Wednesday, April 07, 2010

Welcoming foreign talent

The senior minister, at a community event where he presided as the constituency's MP over the weekend, urged Singaporeans to make immigrants feel welcome.

Well, I don't need to make them feel unwelcome -- because his government has already done that. I didn't really pay attention to the business side of the Budget report in Parliament in Februrary. I knew they revamped the scheme for issuing employment passes to foreign workers -- it's now more expensive for an employer to get a new Employment Pass or to renew an existing Employment Pass for a foreign worker, and also the quota of Singapore workers to foreign workers have changed -- all supposed to gear employers towards hiring local.

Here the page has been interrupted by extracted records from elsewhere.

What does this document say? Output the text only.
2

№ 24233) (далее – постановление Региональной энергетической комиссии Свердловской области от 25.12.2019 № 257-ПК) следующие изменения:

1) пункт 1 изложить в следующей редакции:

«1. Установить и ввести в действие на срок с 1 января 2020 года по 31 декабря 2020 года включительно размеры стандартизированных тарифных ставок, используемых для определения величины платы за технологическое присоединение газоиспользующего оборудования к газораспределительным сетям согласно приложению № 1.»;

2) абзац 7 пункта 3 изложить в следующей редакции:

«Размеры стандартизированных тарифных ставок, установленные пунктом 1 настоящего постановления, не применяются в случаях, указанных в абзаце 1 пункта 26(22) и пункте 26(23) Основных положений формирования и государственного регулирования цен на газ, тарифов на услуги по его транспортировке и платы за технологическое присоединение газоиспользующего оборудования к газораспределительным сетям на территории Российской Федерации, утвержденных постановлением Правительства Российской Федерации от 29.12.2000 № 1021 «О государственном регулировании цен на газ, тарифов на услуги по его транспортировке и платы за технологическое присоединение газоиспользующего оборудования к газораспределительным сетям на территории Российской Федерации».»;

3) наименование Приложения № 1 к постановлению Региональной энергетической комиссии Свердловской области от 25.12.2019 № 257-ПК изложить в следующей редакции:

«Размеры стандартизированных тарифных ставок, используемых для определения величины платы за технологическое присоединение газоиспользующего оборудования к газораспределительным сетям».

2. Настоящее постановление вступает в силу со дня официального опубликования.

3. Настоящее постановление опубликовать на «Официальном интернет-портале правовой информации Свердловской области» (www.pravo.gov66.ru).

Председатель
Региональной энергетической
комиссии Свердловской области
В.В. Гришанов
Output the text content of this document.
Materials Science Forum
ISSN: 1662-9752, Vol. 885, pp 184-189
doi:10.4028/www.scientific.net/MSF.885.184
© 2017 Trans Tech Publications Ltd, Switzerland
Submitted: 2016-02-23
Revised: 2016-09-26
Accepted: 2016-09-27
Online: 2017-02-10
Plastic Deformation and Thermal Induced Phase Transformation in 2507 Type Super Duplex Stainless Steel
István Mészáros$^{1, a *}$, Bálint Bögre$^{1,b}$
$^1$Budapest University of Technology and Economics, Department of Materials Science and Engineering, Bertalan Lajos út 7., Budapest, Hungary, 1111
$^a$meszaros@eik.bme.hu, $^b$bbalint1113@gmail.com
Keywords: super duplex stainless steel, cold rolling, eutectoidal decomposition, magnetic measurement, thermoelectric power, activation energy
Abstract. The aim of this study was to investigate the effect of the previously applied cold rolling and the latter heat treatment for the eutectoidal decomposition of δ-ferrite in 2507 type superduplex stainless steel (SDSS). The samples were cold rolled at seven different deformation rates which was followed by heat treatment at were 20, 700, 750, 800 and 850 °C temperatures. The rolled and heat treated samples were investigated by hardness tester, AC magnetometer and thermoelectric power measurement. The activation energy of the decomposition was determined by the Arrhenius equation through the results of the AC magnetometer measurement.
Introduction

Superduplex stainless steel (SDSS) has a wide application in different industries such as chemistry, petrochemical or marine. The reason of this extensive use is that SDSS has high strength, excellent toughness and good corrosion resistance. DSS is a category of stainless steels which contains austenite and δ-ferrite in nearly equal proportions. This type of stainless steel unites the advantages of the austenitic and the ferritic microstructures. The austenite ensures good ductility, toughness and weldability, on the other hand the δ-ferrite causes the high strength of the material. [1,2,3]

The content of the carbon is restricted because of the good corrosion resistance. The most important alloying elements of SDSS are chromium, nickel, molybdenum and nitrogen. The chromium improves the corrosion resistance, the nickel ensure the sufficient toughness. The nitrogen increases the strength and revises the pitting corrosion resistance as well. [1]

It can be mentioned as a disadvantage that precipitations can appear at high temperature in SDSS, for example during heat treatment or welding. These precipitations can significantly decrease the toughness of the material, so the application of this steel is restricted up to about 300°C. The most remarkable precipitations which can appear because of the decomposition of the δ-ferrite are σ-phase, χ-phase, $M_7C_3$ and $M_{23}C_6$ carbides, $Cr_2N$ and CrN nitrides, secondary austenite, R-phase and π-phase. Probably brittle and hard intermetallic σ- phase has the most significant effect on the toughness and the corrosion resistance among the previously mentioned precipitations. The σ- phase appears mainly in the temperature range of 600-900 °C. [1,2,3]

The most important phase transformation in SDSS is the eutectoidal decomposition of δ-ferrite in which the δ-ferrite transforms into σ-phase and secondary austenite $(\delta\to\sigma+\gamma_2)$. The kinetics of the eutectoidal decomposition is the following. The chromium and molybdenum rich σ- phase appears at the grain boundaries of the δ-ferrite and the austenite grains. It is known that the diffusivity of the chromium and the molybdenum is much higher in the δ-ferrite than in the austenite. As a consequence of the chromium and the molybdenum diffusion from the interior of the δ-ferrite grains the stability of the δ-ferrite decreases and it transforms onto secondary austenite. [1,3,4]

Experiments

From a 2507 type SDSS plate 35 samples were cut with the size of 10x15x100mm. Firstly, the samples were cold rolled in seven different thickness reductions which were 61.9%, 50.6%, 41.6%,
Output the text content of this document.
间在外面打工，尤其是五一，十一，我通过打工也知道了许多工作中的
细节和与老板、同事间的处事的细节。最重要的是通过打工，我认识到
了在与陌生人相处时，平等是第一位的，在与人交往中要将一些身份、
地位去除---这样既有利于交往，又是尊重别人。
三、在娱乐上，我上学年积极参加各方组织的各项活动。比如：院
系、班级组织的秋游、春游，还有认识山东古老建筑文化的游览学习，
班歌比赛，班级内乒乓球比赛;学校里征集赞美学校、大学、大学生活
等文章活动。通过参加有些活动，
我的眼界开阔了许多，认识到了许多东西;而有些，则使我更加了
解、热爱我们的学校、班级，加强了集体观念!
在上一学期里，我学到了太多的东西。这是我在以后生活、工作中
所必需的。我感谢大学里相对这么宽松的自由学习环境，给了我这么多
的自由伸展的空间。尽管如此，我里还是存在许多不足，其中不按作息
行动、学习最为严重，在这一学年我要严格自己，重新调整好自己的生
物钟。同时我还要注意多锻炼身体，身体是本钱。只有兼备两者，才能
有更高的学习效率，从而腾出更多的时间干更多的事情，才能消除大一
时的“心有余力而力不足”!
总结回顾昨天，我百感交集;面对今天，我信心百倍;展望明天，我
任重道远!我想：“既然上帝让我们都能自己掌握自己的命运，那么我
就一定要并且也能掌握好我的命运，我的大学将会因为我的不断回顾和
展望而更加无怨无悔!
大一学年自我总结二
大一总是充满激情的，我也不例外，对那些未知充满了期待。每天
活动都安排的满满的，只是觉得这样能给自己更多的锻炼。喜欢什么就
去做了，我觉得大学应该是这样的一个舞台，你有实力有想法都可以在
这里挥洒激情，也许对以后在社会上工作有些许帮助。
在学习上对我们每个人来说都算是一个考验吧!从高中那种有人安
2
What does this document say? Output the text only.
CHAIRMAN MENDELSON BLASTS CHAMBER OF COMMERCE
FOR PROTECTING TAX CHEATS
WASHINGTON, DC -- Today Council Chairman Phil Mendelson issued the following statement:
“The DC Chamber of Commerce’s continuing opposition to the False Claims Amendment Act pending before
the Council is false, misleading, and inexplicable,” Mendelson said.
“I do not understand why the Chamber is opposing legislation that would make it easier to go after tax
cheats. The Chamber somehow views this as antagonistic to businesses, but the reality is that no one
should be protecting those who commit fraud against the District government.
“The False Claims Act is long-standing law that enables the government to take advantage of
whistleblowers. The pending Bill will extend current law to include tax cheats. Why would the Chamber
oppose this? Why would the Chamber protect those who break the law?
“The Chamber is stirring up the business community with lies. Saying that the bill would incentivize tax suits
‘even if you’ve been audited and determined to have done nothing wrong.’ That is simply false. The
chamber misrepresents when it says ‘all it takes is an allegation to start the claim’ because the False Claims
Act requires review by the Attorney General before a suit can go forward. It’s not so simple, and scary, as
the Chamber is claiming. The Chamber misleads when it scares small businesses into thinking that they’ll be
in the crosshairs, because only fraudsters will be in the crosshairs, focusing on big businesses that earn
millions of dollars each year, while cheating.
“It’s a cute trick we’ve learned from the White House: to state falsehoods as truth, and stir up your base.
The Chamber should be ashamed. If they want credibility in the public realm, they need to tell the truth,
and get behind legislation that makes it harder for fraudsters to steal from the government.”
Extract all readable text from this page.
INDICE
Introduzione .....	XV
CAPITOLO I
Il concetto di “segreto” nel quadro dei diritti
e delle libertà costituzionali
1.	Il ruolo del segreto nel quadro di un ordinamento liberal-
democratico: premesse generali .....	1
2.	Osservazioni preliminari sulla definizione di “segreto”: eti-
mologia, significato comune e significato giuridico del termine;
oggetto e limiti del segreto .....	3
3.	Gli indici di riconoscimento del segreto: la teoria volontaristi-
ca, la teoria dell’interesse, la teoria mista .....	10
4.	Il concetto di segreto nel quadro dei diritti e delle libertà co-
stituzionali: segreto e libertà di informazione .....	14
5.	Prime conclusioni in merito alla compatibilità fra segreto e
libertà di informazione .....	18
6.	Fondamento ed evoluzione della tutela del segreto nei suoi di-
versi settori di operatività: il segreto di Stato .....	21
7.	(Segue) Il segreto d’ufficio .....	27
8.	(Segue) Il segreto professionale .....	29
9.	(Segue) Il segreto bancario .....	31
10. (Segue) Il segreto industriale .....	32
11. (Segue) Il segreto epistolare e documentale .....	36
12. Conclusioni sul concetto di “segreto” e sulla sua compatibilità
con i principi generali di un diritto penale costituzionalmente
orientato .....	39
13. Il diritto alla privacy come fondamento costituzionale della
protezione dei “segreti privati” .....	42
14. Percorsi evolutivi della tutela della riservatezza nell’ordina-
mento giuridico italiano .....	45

I didn't think it would concern me. I was dead wrong. Now, the restaurants in Little India are reportedly affected. Restaurateurs are having problems in the kitchen, which is usually helmed by a cook from India. This goes the same for zi char stalls and Chinese restaurants with a chef from China. No cook, no authentic food, no business. So they've got to hang on to the cook. But they can't hire more Singaporeans to renew the foreign cook's Employment Pass because there's only so much wait staff you need. And if it costs more to retain the cook's pass, of course the cost gets passed on to the customer.

This much I know from one of our reporters -- that at least one restaurant lost seven chefs in a span of two months when they were unable to renew their Employment Passes. The boss was told to switch those Employment Passes to S Passes. And S Pass-holders are capped at a ceiling of 25 per cent of a business’s total workforce.

And on a more personal note, my dance master, who is from India, is also now facing employment pass problems. He is hired to teach at a yoga school, and not unsurprisingly, a good half of the yoga teachers are from India. That probably means half of them will have to go. And wasn't welcoming foreign talent the mantra only yesterday?